MFA is right on the waterfront in downtown St. Pete. I shot the following photo with the museum at my back:
The museum itself looks very classical:
It was expanded to about twice its original size in 2006. So, entering through the “new” main door, visitors are greeted by a modern atrium:
I’m often invited to the museum by my friend Carolyn who lives in St. Petersburg. She’s my “museum radar” and we hook up for art and then coffee at Mazarros. This time she’d found an announcement for a photography exhibit called “The Open Road – Photography and the American Road Trip”. Road trip? I’m in!
I arrived early, along with my friend Cheryl, and we had time to peruse the permanent collection before Carolyn arrived.

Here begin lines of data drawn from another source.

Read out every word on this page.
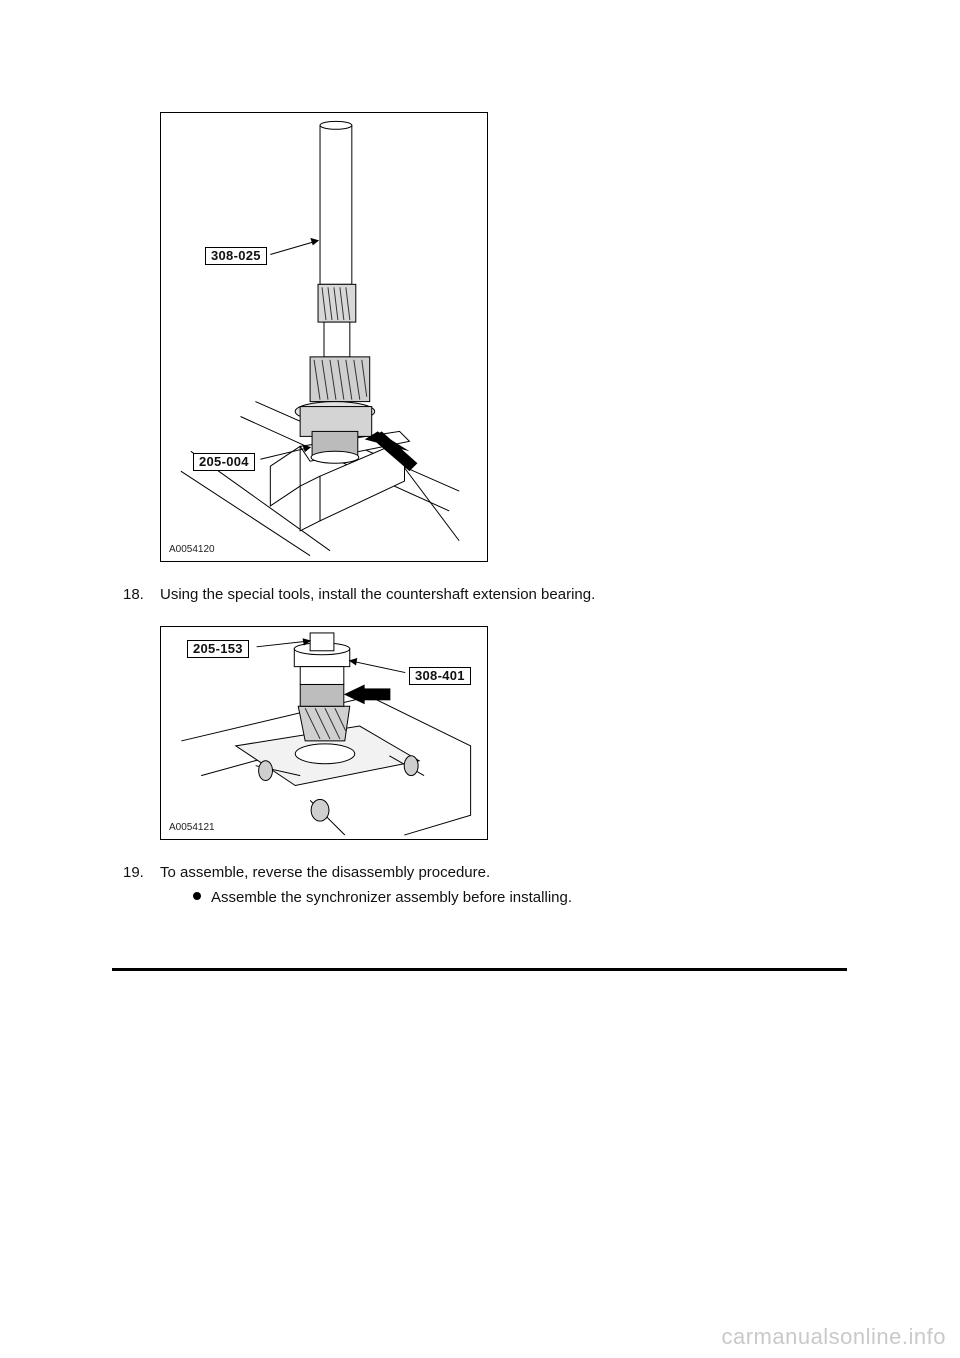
308-025
205-004
A0054120
18. Using the special tools, install the countershaft extension bearing.
205-153
308-401
A0054121
19. To assemble, reverse the disassembly procedure.
Assemble the synchronizer assembly before installing.
carmanualsonline.info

LOVE me some Dutch masters!
Once Carolyn arrived, we went to see The Open Road exhibit:
There were a couple of tables in the center of the exhibit rooms with associated objects such as these games and toys related to American road trips.

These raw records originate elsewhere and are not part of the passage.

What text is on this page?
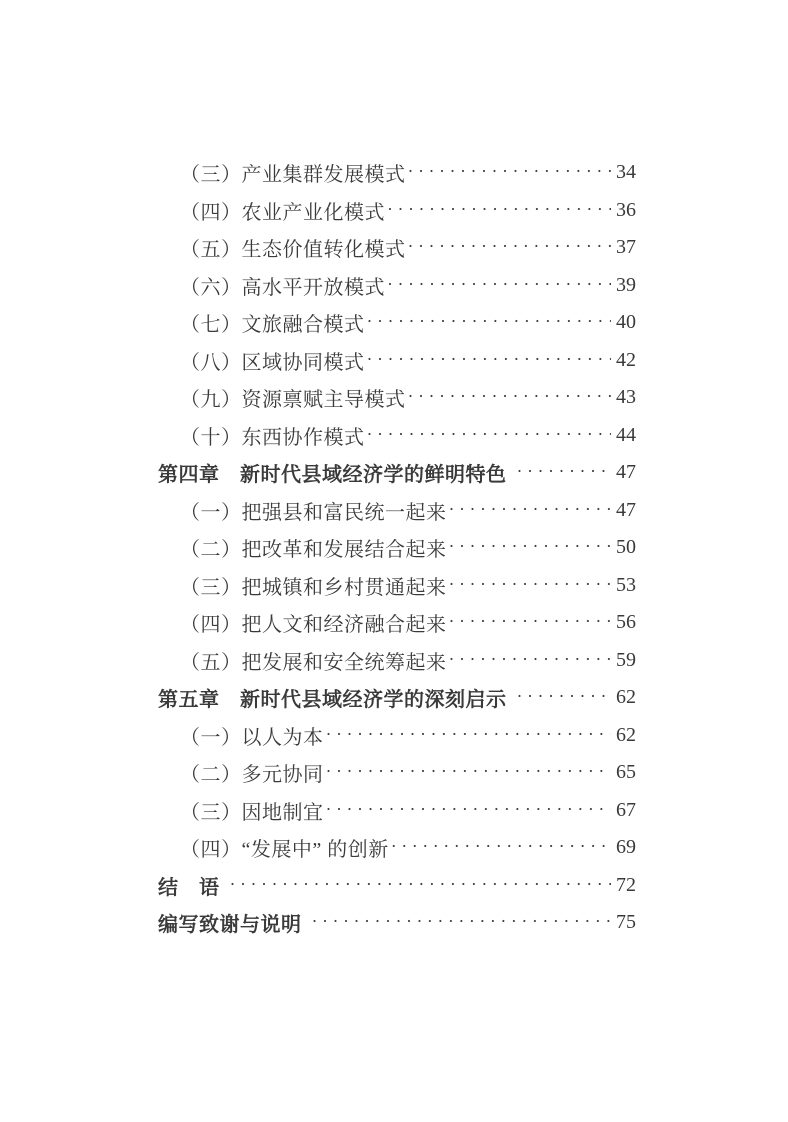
（三）产业集群发展模式 ·····	34
（四）农业产业化模式 ·····	36
（五）生态价值转化模式 ·····	37
（六）高水平开放模式 ·····	39
（七）文旅融合模式 ·····	40
（八）区域协同模式 ·····	42
（九）资源禀赋主导模式 ·····	43
（十）东西协作模式 ·····	44
第四章　新时代县域经济学的鲜明特色 ·····	47
（一）把强县和富民统一起来 ·····	47
（二）把改革和发展结合起来 ·····	50
（三）把城镇和乡村贯通起来 ·····	53
（四）把人文和经济融合起来 ·····	56
（五）把发展和安全统筹起来 ·····	59
第五章　新时代县域经济学的深刻启示 ·····	62
（一）以人为本 ·····	62
（二）多元协同 ·····	65
（三）因地制宜 ·····	67
（四）“发展中” 的创新 ·····	69
结　语 ·····	72
编写致谢与说明 ·····	75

Here, my “model” Cheryl demonstrates how NOT to use the reading table, which held copies of books by all the photographers presented in the exhibit:
As much as I am a HUGE fan of American (and other countries’) road trips, I must say that the exhibit was a little disappointing. None of the images really wowed me. However, they were rather interesting and there were some non-American photographers’ works there. It was an interesting perspective that those artists had about the American love affair with cars and trips vs. what they knew. That was eye-opening. Also, their images tended to be more generic, with landscapes and wide angles that included lots of details. The American photographers tended to focus on (no pun intended) details and narrower angles. I’m guessing that, since they grew up with the American backdrop, it’s not as meaningful as some of the details, or at least not as remarkable. What do you think?

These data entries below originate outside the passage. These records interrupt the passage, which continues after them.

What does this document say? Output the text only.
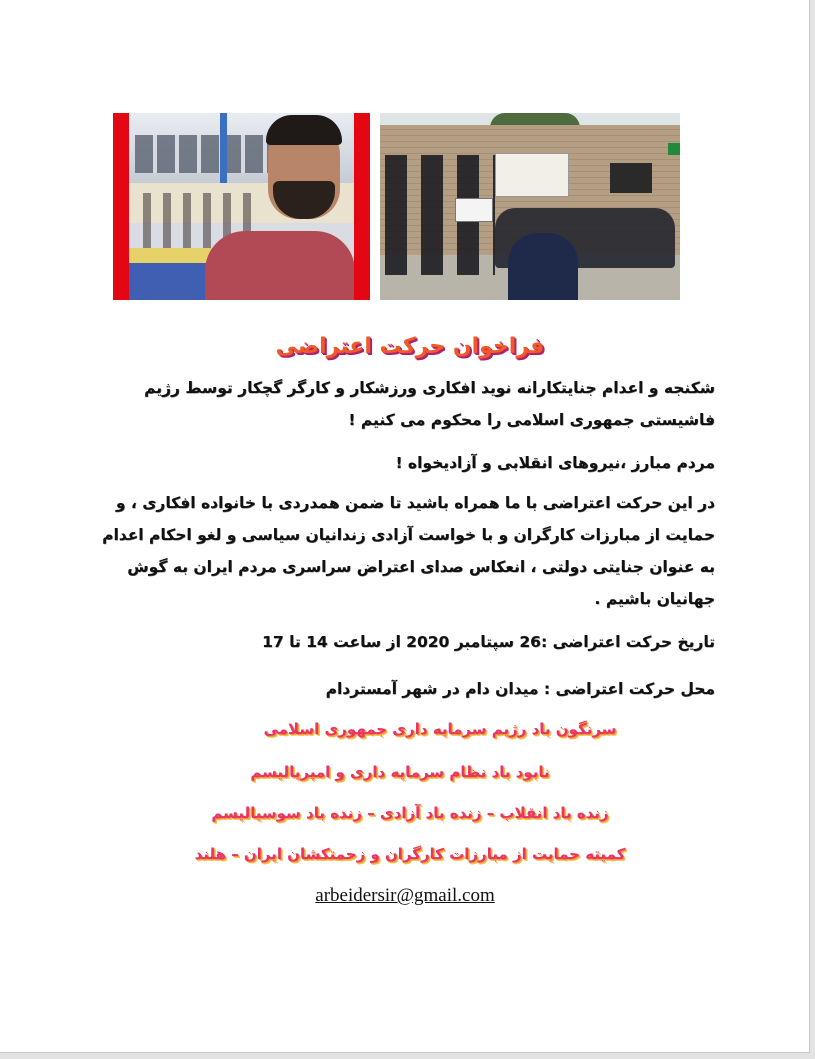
فراخوان حرکت اعتراضی
شکنجه و اعدام جنایتکارانه نوید افکاری ورزشکار و کارگر گچکار توسط رژیم فاشیستی جمهوری اسلامی را محکوم می کنیم !
مردم مبارز ،نیروهای انقلابی و آزادیخواه !
در این حرکت اعتراضی با ما همراه باشید تا ضمن همدردی با خانواده افکاری ، و حمایت از مبارزات کارگران و با خواست آزادی زندانیان سیاسی و لغو احکام اعدام به عنوان جنایتی دولتی ، انعکاس صدای اعتراض سراسری مردم ایران به گوش جهانیان باشیم .
تاریخ حرکت اعتراضی :26 سپتامبر 2020 از ساعت 14 تا 17
محل حرکت اعتراضی : میدان دام در شهر آمستردام
سرنگون باد رژیم سرمایه داری جمهوری اسلامی
نابود باد نظام سرمایه داری و امپریالیسم
زنده باد انقلاب – زنده باد آزادی – زنده باد سوسیالیسم
کمیته حمایت از مبارزات کارگران و زحمتکشان ایران – هلند
arbeidersir@gmail.com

At the end we entered the gift shop, which had a cute entryway:
The ‘dress’ in the above photo was made out of old road maps! All in all, it was a fine afternoon and not a waste of time. I’m looking forward to the next time I can get there to see some art with my friends.
The museum is located at 255 Beach Drive NE in St. Pete, 33701. They are open Monday through Saturday from 10am to 5pm. Thursdays they are open til 8pm, and Sundays from noon to 5pm.
There is a cafe at the water end of the atrium, which always seems very busy, though I’ve never dined there. It’s open Tuesday through Sunday from 11am to 3pm. Maybe next time I’ll report on their food. Across the street and in the neighborhood, you can find loads of St. Pete’s restaurants. It’s hard to find a bad meal there.
For now, I’ll just recommend you keep an eye on the museum’s website and get yourself down there when you find an exhibit you like. It’s a great daytrip if you add in a visit to the Dali Museum just down the road.